My youngest daughter, Mia, has always been a bit of a handful.  She is adventurous, witty, interesting, loving, quirky, and yes...strong willed.  They say that strong willed children grow up to become great leaders.  If that's the case, you may be looking at the first future female U.S. president!


“Compliance is conforming to an expectation or a request without really believing in what you are doing” (Myers & Twenge, 2015, p. 154).  Mia gets a lot of opportunities to practice compliance.  While we would prefer that she align herself with our values and embrace the skills and principals we are instilling when we give her certain tasks (this is called acceptance), there are times when she must be obedient despite her inner protest (Bennett, 2016).  The inner protest doesn't usually stay "inner" for very long, which my wife and I are fine with provided that when it comes out, it is done in a respectful way and that its content be constructive or have value beyond simply not wanting to do what she is told.  

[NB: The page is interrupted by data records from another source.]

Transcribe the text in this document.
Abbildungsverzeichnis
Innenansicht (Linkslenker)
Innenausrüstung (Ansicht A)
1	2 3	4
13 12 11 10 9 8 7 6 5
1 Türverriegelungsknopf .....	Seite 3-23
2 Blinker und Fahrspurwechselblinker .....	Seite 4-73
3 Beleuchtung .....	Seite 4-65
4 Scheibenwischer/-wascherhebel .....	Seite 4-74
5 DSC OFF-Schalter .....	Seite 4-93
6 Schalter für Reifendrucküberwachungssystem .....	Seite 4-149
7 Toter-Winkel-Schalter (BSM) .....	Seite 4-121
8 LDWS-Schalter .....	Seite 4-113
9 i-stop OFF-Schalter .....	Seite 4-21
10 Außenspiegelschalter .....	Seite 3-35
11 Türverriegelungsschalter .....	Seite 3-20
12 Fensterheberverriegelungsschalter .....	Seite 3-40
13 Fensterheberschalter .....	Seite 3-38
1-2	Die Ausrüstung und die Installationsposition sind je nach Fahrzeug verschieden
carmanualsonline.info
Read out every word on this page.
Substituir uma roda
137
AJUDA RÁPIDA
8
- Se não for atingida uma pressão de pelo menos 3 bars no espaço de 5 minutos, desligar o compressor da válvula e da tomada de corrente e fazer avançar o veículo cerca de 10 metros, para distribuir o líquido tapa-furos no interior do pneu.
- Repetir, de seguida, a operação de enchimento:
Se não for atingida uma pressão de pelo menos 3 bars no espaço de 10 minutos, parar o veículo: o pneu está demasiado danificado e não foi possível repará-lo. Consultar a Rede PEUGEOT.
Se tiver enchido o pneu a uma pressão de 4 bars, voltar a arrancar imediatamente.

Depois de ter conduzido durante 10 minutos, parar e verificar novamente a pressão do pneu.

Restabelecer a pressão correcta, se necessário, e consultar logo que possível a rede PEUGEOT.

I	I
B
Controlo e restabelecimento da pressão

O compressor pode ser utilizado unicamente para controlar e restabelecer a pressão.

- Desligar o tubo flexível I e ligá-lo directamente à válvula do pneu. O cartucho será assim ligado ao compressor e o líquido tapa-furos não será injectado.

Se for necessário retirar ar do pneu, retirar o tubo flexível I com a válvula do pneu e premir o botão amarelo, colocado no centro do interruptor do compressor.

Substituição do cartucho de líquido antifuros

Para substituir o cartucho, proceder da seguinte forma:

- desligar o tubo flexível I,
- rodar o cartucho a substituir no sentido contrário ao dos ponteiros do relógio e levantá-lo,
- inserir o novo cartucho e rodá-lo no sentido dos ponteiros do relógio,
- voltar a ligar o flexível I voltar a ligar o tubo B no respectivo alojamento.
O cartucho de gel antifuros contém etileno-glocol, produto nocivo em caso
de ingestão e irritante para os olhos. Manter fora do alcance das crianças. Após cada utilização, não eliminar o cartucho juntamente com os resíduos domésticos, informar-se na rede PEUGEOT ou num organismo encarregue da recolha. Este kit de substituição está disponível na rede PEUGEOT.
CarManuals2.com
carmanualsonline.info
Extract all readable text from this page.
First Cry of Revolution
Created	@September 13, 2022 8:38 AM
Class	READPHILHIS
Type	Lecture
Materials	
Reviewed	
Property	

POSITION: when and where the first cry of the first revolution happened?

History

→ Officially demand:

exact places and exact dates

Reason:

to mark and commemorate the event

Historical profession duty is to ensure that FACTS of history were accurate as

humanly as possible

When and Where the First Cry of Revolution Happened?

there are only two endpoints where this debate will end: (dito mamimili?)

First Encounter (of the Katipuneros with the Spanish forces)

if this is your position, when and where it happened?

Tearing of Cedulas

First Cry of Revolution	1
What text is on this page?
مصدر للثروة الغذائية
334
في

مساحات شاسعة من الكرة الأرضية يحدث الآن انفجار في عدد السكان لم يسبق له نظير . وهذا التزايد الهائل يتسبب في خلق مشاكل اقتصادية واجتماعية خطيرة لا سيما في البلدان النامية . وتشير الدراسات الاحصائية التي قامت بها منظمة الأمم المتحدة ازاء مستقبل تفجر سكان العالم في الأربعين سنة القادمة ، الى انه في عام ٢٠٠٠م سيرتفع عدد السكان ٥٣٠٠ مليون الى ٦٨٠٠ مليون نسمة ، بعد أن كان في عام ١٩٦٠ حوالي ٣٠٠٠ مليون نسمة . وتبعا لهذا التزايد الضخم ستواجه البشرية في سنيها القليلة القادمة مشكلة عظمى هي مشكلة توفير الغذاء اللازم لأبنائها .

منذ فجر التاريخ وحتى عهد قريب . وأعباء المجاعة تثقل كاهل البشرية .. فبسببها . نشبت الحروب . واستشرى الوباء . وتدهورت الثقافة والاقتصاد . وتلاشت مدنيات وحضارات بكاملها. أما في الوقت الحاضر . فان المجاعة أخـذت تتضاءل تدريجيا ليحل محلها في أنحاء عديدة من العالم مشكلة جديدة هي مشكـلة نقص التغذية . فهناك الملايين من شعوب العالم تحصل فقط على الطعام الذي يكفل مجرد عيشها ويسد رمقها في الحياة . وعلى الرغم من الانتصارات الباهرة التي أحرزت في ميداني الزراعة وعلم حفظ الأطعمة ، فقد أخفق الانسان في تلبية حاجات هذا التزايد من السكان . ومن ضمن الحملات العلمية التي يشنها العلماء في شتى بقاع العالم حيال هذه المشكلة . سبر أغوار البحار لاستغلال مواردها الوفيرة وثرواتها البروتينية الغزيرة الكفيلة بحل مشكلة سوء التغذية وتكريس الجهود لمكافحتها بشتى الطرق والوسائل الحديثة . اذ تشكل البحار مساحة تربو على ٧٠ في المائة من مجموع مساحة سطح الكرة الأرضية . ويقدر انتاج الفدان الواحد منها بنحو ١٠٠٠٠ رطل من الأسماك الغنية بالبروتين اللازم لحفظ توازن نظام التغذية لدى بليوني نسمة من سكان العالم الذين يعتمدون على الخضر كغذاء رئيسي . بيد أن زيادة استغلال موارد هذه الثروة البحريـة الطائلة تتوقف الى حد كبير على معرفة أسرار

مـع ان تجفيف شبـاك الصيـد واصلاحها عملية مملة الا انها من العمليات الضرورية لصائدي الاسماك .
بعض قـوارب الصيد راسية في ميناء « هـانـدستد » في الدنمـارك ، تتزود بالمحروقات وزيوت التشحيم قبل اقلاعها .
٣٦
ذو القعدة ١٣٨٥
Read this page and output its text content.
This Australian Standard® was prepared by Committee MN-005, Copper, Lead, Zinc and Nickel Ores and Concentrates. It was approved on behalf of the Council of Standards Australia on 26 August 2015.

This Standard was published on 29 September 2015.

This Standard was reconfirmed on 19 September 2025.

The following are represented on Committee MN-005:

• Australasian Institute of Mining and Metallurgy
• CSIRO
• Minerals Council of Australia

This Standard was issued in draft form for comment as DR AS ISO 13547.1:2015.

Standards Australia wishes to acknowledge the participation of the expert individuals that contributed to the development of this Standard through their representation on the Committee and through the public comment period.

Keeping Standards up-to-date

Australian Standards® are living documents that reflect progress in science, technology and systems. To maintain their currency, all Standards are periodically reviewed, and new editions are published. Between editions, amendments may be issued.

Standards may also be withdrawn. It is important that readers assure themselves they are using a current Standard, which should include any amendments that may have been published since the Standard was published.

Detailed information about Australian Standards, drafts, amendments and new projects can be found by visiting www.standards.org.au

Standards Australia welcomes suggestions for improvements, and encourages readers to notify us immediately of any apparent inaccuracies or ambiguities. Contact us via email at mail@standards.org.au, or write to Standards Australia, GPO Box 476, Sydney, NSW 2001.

One specific area where Mia must daily choose to be compliant is with a chore she and her sister share.  I have three AKC champion line Siberian Huskies that we breed.  A recent litter of six pups were so much fun...at first.  In the beginning stages of a puppies life, the mother does everything for them.  She feeds them, cleans them, and even makes them go to the bathroom by licking them.  When they defecate, she eats it and makes sure they stay clean.  But by around 3 or 4 weeks old, the puppies begin to be weaned.  They no longer are being kept clean by their mother and let me tell you, six puppies can make a lot of doo-doo.  It's especially disheartening when they insist on walking and playing in it.  My daughters get paid to keep the puppies and their pen clean in the 4 weeks after they are weaned and before they are sold.  They are compliant because they don't want to face the consequences of their disobedience - they don't get paid and have to do it anyway.  My wife and I have been open to negotiating various aspects of the process, which has helped us minimize resistance from Mia in particular.  She feels heard and respected and understood.  She still doesn't want to do what is being asked of her, but she realizes that sometimes in life you just have to comply.  

Bennett, Kevin. (2016). Do You Tip Here? The Power of Compliance and Acceptance. Retrieved from https://www.psychologytoday.com/us/blog/modern-minds/201606/do-you-tip-here-the-power-compliance-and-acceptance
Myers, David, Jean Twenge. Social Psychology, 12th Edition. McGraw-Hill Learning Solutions, 10/2015. VitalBook file.